Trajectoires des artistes ukrainiens réfugiés : déracinement et enracinement, nomadisme et identités transculturelles#

Résumé de la conférence de Kateryna TARASIUK

le 20 octobre 2025

journée d’études « Les artistes russes, ukrainiens et biélorusses à l’épreuve de la guerre : entre approbation, contestation et escapisme », organisée par l’Université de Lorraine et l’Association française de russisants à Nancy, aux Archives de Meurthe-et-Moselle

La communication met en lumière les trajectoires des artistes ukrainiens réfugiés après le déclenchement de la guerre d’agression menée par la Russie contre l’Ukraine, dont les parcours géographiques, souvent non linéaires, traduisent des mutations profondes. Elle tente de comprendre comment ces artistes, engagés dans l’exploration de la corporéité, de la sexualité, de la déconstruction des normes patriarcales et des représentations non hétéronormatives, confrontent le trauma de la guerre et redéfinissent progressivement leur identité artistique. L’étude s’articule autour de quatre axes principaux : les trajectoires géographiques, la retraumatisation et le travail sur le trauma, la redéfinition du soi artistique et l’émergence d’une identité nomade. Autrement dit, elle étudie comment l’émigration forcée influence leurs pratiques artistiques, les obstacles auxquels elles se heurtent et la manière dont elles se projettent aujourd’hui sur la scène artistique, en Ukraine comme à l’international.

Les résultats provisoires d’une série d’entretiens menés avec les artistes suggèrent que l’émigration forcée due à la guerre confère, malgré elle, une visibilité à ces voix, qui résonnent désormais selon de nouvelles modalités à l’international. Leurs œuvres, à l’image des autrices et auteurs, voyagent et font l’objet de nombreuses expositions.
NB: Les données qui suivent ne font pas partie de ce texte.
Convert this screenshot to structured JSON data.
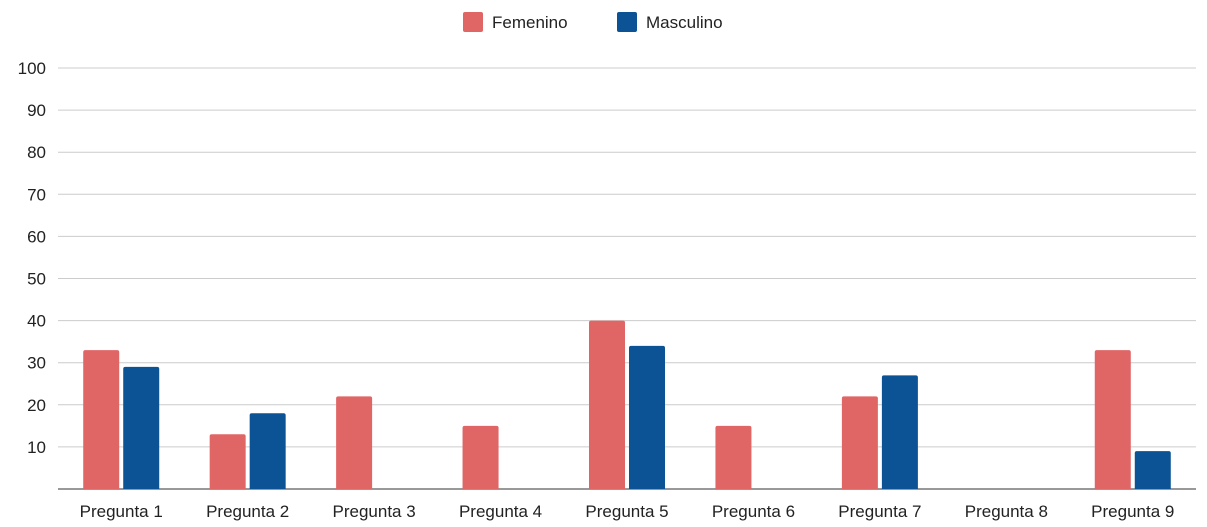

À travers leurs pratiques, les artistes explorent sans cesse de nouvelles formes d’expression situées dans un “entre-deux”, à la croisée des frontières identitaires, culturelles et langagières. En observant les démarches de mes interlocutrices et interlocuteurs, se profile la figure du trickster transculturel, théorisée par Madina Tlostanova : celle d’un être en mouvement, naviguant entre plusieurs identités, langues et espaces-temps. Pour la plupart, l’avenir demeure incertain, et leur lieu de résidence actuel apparaît comme un espace transitoire, peut-être rien de plus qu’un point de passage, ce qui entre en résonance avec leurs états d’entre-deux artistiques.

Une série de questions portait sur le rapport des artistes interviewés à l’héritage culturel et artistique russe, sur l’influence qu’il a probablement exercée dans leurs pratiques passées et sur les changements observables aujourd’hui, après près de quatre ans de guerre d’agression totale menée par la Russie contre l’Ukraine. Ces questions portent notamment sur leur relation à la langue, à la littérature et à l’art russes, ainsi que sur leur perception, en tant qu’artistes, des phénomènes socio-culturels qui traversent actuellement l’Ukraine sous une optique décoloniale, comme le Pushkinopad. La recherche est toujours en cours et donnera prochainement lieu à un article en lien avec les axes et thématiques du projet.